I’m so thankful I was living in a country where I was able to get this procedure. I can’t imagine what young women in the States are currently going through where they can’t get free, safe, and local healthcare surrounding abortions.

Even though it was painful and traumatic, I’m so immensely thankful to the Aotearoa healthcare system that provided me with so much care, even post-procedure. Please make sure you use protection and practise safe sex, because that was truly not worth going through. But also be thankful we live in a part of the world where women's health care is taken seriously. Everyone that cared for me at EDU, Auckland Hospital’s Women’s Assessment Unit and my GP, gave me the best care I could have hoped for.

I understand it can be a difficult life decision to make, whether to bring new life into the world. I knew that personally it wasn’t the right time. And from that decision I have been able to find a life partner, move countries, and make plans that might not have been conceivable if I had a young child right now.

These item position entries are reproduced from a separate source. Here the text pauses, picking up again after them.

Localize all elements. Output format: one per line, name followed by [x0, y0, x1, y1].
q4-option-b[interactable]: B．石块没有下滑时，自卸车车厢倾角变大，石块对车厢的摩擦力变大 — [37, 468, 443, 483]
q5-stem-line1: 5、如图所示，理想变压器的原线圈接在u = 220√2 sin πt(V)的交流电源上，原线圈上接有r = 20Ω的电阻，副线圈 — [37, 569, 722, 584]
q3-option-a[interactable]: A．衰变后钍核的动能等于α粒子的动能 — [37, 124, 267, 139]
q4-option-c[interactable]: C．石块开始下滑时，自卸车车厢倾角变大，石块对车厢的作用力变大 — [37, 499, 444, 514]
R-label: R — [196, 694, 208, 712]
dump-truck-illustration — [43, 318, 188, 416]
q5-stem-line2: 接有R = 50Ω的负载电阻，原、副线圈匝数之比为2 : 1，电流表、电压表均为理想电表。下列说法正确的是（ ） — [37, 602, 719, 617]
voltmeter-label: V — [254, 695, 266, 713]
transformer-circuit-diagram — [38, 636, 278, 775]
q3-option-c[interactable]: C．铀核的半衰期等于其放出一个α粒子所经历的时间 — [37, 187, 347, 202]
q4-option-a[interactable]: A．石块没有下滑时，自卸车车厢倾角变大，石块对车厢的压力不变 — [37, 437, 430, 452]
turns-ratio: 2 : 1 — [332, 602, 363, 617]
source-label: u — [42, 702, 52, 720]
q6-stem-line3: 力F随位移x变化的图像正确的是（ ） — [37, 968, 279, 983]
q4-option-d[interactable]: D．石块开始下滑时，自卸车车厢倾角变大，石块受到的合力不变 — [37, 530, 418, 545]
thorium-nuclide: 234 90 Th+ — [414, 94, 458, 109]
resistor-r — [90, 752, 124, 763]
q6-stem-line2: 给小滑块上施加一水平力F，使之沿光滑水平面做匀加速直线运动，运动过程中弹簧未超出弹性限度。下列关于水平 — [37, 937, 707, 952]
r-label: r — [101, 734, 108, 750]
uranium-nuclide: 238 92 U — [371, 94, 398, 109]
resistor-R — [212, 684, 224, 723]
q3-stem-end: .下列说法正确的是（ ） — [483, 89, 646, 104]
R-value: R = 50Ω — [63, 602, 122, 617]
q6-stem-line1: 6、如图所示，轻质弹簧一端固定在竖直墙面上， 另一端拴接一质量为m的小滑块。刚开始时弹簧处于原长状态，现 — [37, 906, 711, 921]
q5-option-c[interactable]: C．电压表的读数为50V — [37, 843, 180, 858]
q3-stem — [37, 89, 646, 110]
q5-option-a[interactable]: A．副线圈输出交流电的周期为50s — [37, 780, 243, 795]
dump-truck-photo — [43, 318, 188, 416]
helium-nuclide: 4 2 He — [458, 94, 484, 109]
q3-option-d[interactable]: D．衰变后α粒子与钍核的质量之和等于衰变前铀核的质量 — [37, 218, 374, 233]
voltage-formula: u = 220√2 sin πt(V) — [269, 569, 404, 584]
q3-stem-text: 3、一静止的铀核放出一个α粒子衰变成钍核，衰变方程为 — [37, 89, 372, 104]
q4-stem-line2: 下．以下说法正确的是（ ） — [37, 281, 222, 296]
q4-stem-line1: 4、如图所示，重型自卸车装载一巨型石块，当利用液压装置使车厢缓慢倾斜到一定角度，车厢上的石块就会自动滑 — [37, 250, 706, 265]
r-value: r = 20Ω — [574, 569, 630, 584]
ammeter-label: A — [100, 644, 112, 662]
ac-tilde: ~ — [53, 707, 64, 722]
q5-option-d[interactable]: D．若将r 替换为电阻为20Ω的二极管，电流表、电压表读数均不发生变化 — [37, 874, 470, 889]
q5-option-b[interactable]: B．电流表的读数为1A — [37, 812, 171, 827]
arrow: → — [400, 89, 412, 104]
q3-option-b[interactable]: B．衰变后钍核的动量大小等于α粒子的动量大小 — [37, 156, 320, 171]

I’m not too sure what the point of sharing this was. Maybe more to give people an insight into what it’s really like for women, and the physical toll it takes on us (we are so fucking strong), and also how lucky we are compared to other parts of the world, where women have to go through more troublesome pregnancies, and they deserve all our compassion and where possible the fight for their freedom to choose. There is always more to be said, it is a constant debate, especially from what I’ve seen on social media, which can be a scary place to get information.

Ultimately it is my decision to choose the course of my life and the decision for the grain of rice that had taken up residence in my body for a short two months. I always looked at it like the foetus was still just an extension of me, with no soul yet. It was just getting ready for the potential of life and consciousness. But when I am ready, later in life, I can’t wait to meet the little soul that’s first in line.